Incentivization

  • Produce a series of incentives that keep the journey interesting and rewarding, this could include gamification badges, competitions, hackathons, and contests. (Incentives map)

  • Clearly communicate the opportunities, judging criteria and awards to community members.

  • Ask members to judge members work, along the judging criteria and provide actionable feedback (Peer Review).

  • Preprogram submarine incentives preprogrammed which we can detect great community participation and then validate and reward it in a human, personal way, which appears like a random acts of kindness. Ensure that you do not use a robotic email address or language.

  • Create a a numerical representation of an individuals participation based on participation in your community (Reputation score).
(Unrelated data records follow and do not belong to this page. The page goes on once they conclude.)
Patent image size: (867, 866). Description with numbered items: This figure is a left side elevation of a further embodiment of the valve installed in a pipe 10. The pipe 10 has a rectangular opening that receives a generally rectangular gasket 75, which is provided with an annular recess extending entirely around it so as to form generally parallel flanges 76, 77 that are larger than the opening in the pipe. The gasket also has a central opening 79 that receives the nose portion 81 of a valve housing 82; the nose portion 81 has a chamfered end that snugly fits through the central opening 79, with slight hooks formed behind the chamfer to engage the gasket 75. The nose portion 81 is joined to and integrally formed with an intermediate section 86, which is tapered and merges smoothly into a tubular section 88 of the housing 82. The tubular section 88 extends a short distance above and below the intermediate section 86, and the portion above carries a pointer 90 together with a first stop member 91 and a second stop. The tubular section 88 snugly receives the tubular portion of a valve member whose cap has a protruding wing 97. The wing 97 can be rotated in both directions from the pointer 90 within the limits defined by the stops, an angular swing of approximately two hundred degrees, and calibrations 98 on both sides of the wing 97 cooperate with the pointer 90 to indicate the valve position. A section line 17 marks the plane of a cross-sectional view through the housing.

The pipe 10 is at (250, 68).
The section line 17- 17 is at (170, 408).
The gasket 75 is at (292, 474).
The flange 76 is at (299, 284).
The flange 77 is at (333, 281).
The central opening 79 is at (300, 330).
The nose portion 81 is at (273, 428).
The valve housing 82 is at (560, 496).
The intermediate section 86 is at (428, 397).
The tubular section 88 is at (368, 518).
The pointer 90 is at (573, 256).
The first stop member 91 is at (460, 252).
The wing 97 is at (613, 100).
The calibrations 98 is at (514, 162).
As an example, you may want to decay 1 percent of the total score every two weeks in which activity falls below a specific threshold. This will ensure that reputation is a current figure as opposed to an historical one. If you don’t decay reputation, people who join your community earlier will always have an unfair advantage; newcomers won’t be able to catch up.

  • Think carefully if you should publish your member reputation scores. If you have a community that is designed to be competitive in nature (such as a game), it might make a lot of sense to publish it. If your community is more collaborative in nature (such as an Inner Collaborator community), you might not want to.

Distribution

Allowing members to purchase the product or service in advance through the community is likely to attract many people to join the community, which in turns yields benefits for the organization.